Trevor Hawkins, MD, of the Southwest CARE Center in Santa Fe, N.M., discussed all-oral combination of three drugs from Bristol-Myers Squibb: daclatasvir, asunaprevir and BMS-791325, a non-nucleoside NS5B inhibitor. He said sustained virologic response (SVR) rates of more than 90% were reported among non-cirrhotic patients with genotype 1 disease in pilot studies of this combination.

Larger cohorts, including patients with cirrhosis, were included in the current analysis. Treatments were administered twice a day to support coformulation development, according to the results.

All 166 treatment-naive patients received daclatasvir 30 mg and asunaprevir 200 mg. Eighty patients were randomly assigned 75 mg BMS-791325 and 86 patients received 150 mg of the same drug. The treatment duration was 12 weeks.

The investigators stratified the randomization process by genotype 1 subtype and presence of cirrhosis.

HCV RNA less than the lower limit of quantification (LLOQ; 25 IU/mL) at 12 weeks served as the primary outcome measure.

The treatment cohorts demonstrated similar baseline characteristics. The study population was 56% men, 83% white, 82% genotype 1a, 67% IL28B non-CC genotype and 9% cirrhotic.

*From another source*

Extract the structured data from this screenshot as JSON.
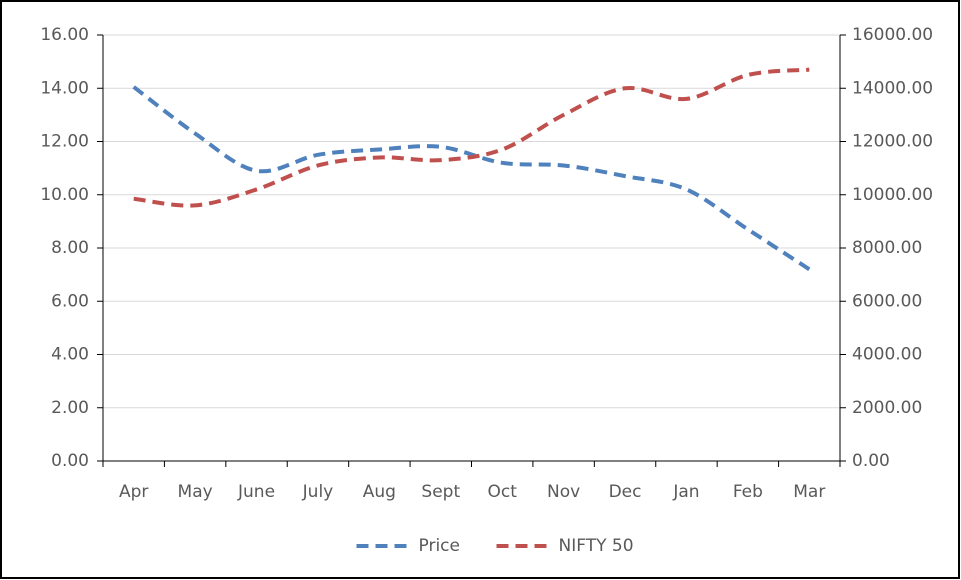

The primary endpoint was SVR at week 12. Overall, this was reached by 92.2% of patients in the 75-mg group and 91.7% of those in the 150-mg group. All patients with cirrhosis who received the 75-mg dose, and 71% who received the 150-mg dose reached the primary endpoint, according to Hawkins.

On-treatment virologic breakthrough occurred in five of 166 patients. Post-treatment relapse occurred in six of the 166 patients. All of these patients, Hawkins said, were in the genotype 1a group.

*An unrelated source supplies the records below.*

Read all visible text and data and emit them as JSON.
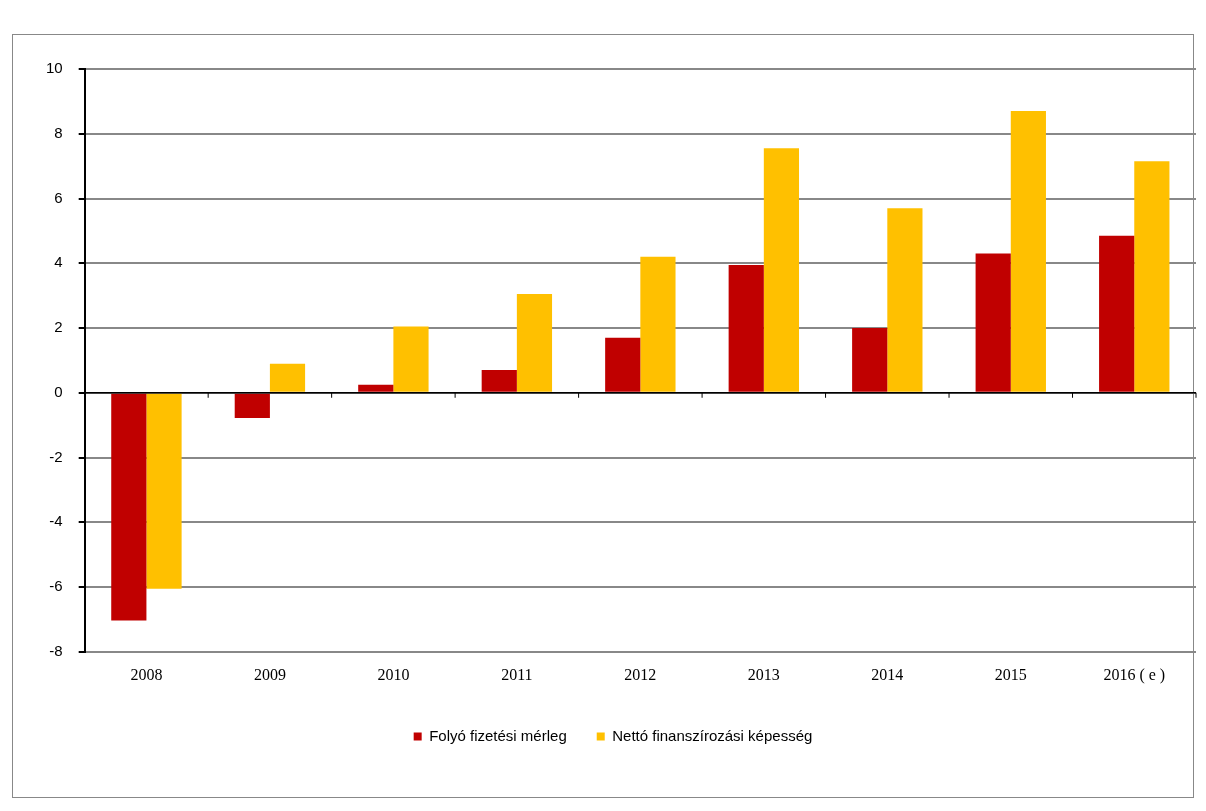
{
  "chart_data": {
    "type": "bar",
    "categories": [
      "2008",
      "2009",
      "2010",
      "2011",
      "2012",
      "2013",
      "2014",
      "2015",
      "2016 ( e )"
    ],
    "series": [
      {
        "name": "Folyó fizetési mérleg",
        "color": "#c00000",
        "values": [
          -7.03,
          -0.78,
          0.25,
          0.7,
          1.7,
          3.95,
          2.0,
          4.3,
          4.85
        ]
      },
      {
        "name": "Nettó finanszírozási képesség",
        "color": "#ffc000",
        "values": [
          -6.05,
          0.9,
          2.05,
          3.05,
          4.2,
          7.55,
          5.7,
          8.7,
          7.15
        ]
      }
    ],
    "ylim": [
      -8,
      10
    ],
    "yticks": [
      -8,
      -6,
      -4,
      -2,
      0,
      2,
      4,
      6,
      8,
      10
    ],
    "grid": "y",
    "legend": "bottom"
  }
}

One patient in each treatment arm discontinued therapy as a result of an adverse event. These events included an unrelated esophageal neoplasm and throat tightness. Headache, diarrhea, fatigue and nausea comprised the most commonly reported events but did not lead to mortality or grade 3 or 4 events.

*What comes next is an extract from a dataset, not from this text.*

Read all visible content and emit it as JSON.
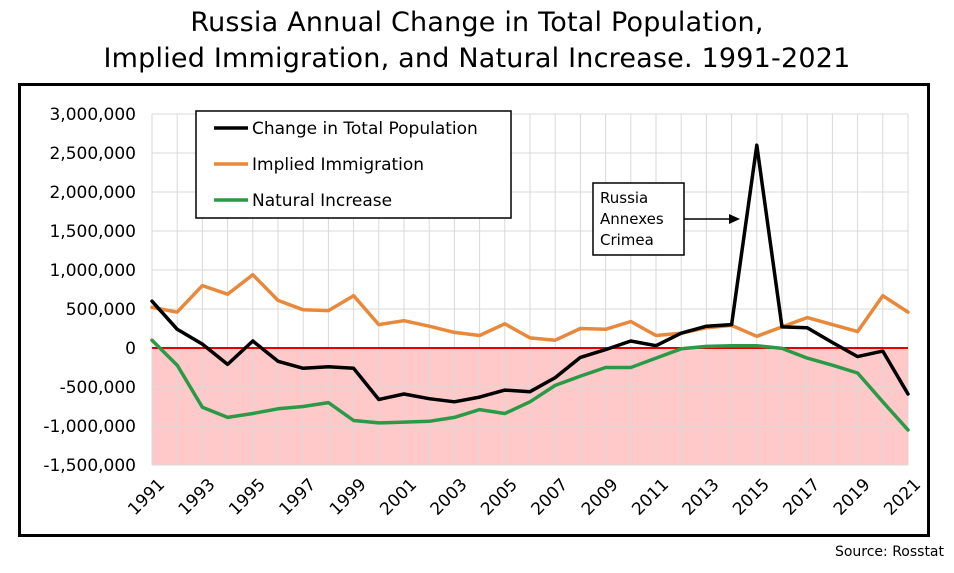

A single event of grade 3 elevated aspartate aminotransferase and a single event of grade 3 total bilirubin occurred in separate patients.

“This all-oral combination regimen was well tolerated with very few discontinuations,” Hawkins said.

He added that the investigators attempted to determine what predicted the 11 virologic failures that occurred in the study.

“The only thing that came out as predictive was genotype 1a,” he said. “There were no failures in 1b. We tried to look at baseline polymorphisms to see if there was a pattern of resistance-associated polymorphisms that we could tease out, but there were no obvious correlations.”

Hawkins said the triple regimen continues to undergo analysis in various patient populations as part of the UNITY 1 and UNITY 2 trials.

For more information:

Everson GT. Abstract #25. Presented at: The CROI 2014; March 3-6, 2014; Boston.

Disclosure: Hawkins reports associations with companies including Abbvie GS, Bristol Myers Squibb, Gilead, GlaxoSmithKline, Janssen, Merck, Salix, Sangamo, Vertex and ViiV.